Colusa County Miniature Mortar in Hand
Colusa County Miniature Mortar in Hand

July 9, 2015: Miniature Mortar

A note left with this artifact indicates that, according to former UC Davis professor D.L. True, miniature mortars such as this were given to children and kept for life. In fact, miniatures of many of the tools used by adults were made as toys for children, often reflecting vocational outcomes.

Young girls would often play with dolls, which could be made from a variety of materials or drawn in the sand, and sometimes placed in miniature baby cradle baskets. Among younger girls, miniature digging sticks would be used to dig up grasses to feed their dolls. Miniature digging stick weights, mortars and pestles, and baskets could accompany the process. Girls would often go out with their mothers and were allowed to play as their mothers worked, over time learning from their mothers the techniques needed to turn play into work. Before learning to weave, small versions of baskets were made for young girls to use, though the type of basket and the associated use varied by culture.

Young boys would also play with dolls, but would more often mimic hunting, fishing, and war. Miniature bows and arrows were sometimes hung above an infant as soothing toy, and small functioning bows and arrows were used by boys for target practice. Among some fishing cultures, such as the Yurok, boys would be given small boats, which they were forbidden from using in actual waterways, instead having to build inland ponds. Pretending to catch salmon, they boys would hang salmonberry from the roofs of their play houses as “salmon” being hung up to dry.

Despite having different toys and games to reflect the division of labor by gender, girls and boys would play together, too. Among the Pomo, girls and boys worked together to make play dance houses, with boys collecting materials and tying the frames and girls mixing the clay and applying the dirt roof covering. Additionally, the lines that divided the play of boys and girls were not absolute. In northern Baja, girls would sometimes have toy throwing sticks, used to hunt rabbits, made specifically for them.
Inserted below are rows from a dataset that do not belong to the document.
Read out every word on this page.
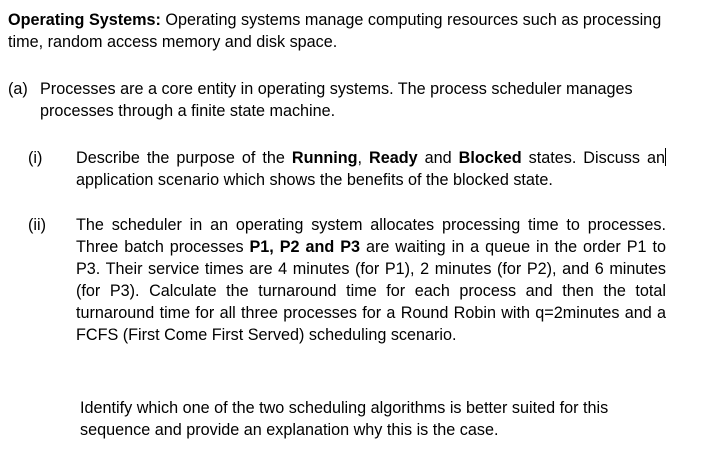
Operating Systems: Operating systems manage computing resources such as processing time, random access memory and disk space.
(a) Processes are a core entity in operating systems. The process scheduler manages processes through a finite state machine.
(i)	Describe the purpose of the Running, Ready and Blocked states. Discuss anapplication scenario which shows the benefits of the blocked state.
(ii)	The scheduler in an operating system allocates processing time to processes. Three batch processes P1, P2 and P3 are waiting in a queue in the order P1 to P3. Their service times are 4 minutes (for P1), 2 minutes (for P2), and 6 minutes (for P3). Calculate the turnaround time for each process and then the total turnaround time for all three processes for a Round Robin with q=2minutes and a FCFS (First Come First Served) scheduling scenario.
Identify which one of the two scheduling algorithms is better suited for this sequence and provide an explanation why this is the case.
What constituted play varied, of course, between cultures. In some cultures, the bull-roarer, an instrument sounded by spinning a weighted airfoil around by a string, was a play toy for children, though in other cultures, children were forbidden from using bull-roarers lest misfortune fall upon them.

From Dr. True’s analysis, this miniature mortar from Colusa County likely belonged to girl.

The larger variety of mortar and pestle, symbolized by this miniature, was an important technology in seed processing, though it could also be used to crush minerals and plants for the manufacture of pigments. Some stand-alone mortars were smoothed on the exterior, though others were left with rough, natural exteriors. Other mortars were worked into bedrock and were immobile. Hopper mortars, with low shallow bowls, were used in conjunction with mortar hopper baskets, baskets with the bottoms removed used to contain the pounded material.